The other big change since 2000 is process. Back then, XP and Scrum were niche methodologies, and as mentioned the Agile manifesto had yet to be written. Big Design Up Front might seem antiquated now, but it was a lot better than the No Design Up Front prevalent at many organisations at the time. Still, we can update those. The specification and the schedule become the backlog and the burndown. Using these tools effectively means you alter either scope or deadline to suit your desired outcome: a well-capitalised business may want to let delivery dates extend out to get in more features, while a cash-strapped startup might throw out nice-to-have functionality to get to market early.

Another big change is in the way programmers work. Aspiration for the turn of the century was someone being able to quietly get on with their job - because it was normative for one developer to be expected to disappear off alone for a few months to work on her feature and only talk to the rest of the team when it was time to integrate. Whereas now we know that an effective team work together on one or two features at a time, and integrate their code constantly. The trick is to make sure it's collaboration, rather than interruption and disruption.

Skipping ahead a bit, that's also reflected in the change to the interview process. I've seen arrogant, difficult to work with developers blaze through a solo programming test, but pair programming exercises soon show up negative personality traits. It's basically a continuation of the same thought process as programming in interview; you're aiming to give candidates a test that's as close as possible to the job they'll actually be doing.

So back to question 9. Tools are still important; companies shouldn't hand their developers a second-hand i3 with a paltry amount of RAM and a tiny monitor. But in the modern world there's something more damaging than cheaping out on hardware, and that's the firms who insist every piece of software must be written in Java or .net, with this relational database, and all components must be built internally from scratch unless you have approval signed in triplicate. Bending SQL to solve graph problems or shoehorning C# into a task for a lightweight Node.js API is not a recipe for quality or short development time, and yet companies have policies actively mandating this. Far more toxic than some out-of-date hardware.

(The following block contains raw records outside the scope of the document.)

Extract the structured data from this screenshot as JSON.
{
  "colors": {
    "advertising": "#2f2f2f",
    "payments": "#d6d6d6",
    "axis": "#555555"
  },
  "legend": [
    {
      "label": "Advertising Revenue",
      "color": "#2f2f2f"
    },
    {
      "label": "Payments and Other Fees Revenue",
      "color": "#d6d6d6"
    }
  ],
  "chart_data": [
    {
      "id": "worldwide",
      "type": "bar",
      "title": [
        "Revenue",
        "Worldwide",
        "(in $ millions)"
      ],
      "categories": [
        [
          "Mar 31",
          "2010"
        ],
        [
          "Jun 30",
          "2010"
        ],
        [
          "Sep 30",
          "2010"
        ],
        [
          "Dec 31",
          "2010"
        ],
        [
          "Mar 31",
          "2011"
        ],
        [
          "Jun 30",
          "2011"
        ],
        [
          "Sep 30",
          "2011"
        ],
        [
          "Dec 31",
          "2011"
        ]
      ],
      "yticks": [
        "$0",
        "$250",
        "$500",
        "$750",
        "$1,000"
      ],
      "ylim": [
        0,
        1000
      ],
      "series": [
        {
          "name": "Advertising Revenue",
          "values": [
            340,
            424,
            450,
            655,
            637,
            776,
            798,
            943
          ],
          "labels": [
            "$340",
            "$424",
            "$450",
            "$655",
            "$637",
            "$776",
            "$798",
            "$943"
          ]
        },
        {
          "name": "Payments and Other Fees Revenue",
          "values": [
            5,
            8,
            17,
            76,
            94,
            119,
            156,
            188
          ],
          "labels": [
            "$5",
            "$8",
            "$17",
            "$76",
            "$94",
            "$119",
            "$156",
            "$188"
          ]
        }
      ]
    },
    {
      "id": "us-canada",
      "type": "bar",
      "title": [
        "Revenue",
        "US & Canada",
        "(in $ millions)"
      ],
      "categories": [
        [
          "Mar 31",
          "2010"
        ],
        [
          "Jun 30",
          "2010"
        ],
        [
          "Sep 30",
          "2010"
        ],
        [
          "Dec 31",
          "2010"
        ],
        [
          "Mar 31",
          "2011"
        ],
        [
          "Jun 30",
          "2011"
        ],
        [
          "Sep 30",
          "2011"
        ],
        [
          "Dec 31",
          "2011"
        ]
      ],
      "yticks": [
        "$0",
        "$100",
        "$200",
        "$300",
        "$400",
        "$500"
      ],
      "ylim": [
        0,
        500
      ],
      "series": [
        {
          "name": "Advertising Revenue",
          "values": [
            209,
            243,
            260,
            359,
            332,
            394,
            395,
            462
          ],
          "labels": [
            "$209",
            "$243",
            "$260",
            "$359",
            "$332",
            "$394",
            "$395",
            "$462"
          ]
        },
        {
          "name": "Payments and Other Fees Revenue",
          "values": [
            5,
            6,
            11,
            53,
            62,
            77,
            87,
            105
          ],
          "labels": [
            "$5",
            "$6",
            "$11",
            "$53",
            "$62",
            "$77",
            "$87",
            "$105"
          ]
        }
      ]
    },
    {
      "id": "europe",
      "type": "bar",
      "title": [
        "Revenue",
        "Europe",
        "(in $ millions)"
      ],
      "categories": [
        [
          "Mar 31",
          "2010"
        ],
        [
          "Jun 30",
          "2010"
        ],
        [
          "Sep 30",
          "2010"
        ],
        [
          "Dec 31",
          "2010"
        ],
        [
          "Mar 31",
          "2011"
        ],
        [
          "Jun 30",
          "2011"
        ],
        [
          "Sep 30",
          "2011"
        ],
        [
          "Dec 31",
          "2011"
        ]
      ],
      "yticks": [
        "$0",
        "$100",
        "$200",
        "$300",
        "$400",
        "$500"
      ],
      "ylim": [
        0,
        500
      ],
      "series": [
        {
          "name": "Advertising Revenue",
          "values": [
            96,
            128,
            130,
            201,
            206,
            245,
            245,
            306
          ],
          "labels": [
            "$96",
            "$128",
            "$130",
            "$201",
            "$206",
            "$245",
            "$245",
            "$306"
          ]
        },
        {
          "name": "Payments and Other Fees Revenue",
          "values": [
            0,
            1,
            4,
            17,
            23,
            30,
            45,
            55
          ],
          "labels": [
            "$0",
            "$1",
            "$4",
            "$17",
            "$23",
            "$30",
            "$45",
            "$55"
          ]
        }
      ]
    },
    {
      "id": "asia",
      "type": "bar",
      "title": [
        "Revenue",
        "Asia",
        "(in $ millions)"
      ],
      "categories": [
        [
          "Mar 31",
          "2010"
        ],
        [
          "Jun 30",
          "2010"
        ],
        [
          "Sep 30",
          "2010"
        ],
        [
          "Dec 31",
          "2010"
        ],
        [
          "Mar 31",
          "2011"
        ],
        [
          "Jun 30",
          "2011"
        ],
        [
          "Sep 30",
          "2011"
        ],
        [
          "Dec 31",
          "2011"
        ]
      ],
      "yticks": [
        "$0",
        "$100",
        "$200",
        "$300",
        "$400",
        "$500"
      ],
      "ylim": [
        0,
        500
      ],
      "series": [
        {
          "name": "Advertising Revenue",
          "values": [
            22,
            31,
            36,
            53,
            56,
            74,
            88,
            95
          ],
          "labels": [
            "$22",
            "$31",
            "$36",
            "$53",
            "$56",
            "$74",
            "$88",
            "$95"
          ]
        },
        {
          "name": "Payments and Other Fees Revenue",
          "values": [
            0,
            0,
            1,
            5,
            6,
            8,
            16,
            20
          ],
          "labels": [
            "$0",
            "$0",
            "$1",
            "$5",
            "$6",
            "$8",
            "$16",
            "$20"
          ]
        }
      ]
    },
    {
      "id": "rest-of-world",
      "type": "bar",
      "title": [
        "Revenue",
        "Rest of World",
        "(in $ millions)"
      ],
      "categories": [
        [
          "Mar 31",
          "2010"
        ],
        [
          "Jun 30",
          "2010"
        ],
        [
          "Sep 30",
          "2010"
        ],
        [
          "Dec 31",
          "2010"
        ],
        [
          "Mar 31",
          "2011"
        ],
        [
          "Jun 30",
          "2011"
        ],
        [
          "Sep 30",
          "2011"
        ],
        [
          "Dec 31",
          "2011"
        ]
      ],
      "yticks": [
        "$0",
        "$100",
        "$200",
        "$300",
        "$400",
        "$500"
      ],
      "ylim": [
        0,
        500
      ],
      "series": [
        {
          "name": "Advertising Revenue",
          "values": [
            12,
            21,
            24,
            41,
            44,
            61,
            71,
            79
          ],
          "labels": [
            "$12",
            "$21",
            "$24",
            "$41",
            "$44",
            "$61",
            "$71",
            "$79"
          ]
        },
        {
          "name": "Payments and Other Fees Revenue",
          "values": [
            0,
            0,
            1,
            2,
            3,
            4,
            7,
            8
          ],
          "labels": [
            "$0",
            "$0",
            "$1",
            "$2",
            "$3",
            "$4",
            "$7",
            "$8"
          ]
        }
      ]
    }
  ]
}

Finally, I changed testers to test automation engineers. We could go even further and say, "developers who know how to write automated tests" but at the current state of the art testing is still a distinct skill, and there are still enough developers who don't know how to do it effectively that you need specialists to guide them. We're not there yet, but we are at the stage where big rounds of manual testing for each release are a bit turn-of-the-century. Instead of a big testing department, each team has a member whose goal is software quality, and whose remit includes developing automated tools to ensure that. Again, it's about changing aspirations - running a full automated test suite every time you check in (or at least merge to trunk) is feasible now, and therefore you should be looking to do it. What this does is shorten the feedback loop between a problem being created and a problem being identified.

Anyway, that's my take on how the Joel Test should look now. Not dissimilar to the original, but definitely moved on from where the industry was fifteen years ago. Like the original it's not an exhaustive list of things effective companies do (there are dozens more identifiers I could add), but that would defeat the spirit of the original test - it's short, quick, and gives you a rough indication of your organisation's effectiveness compared to the top firms who are doing this all the time without even thinking about it.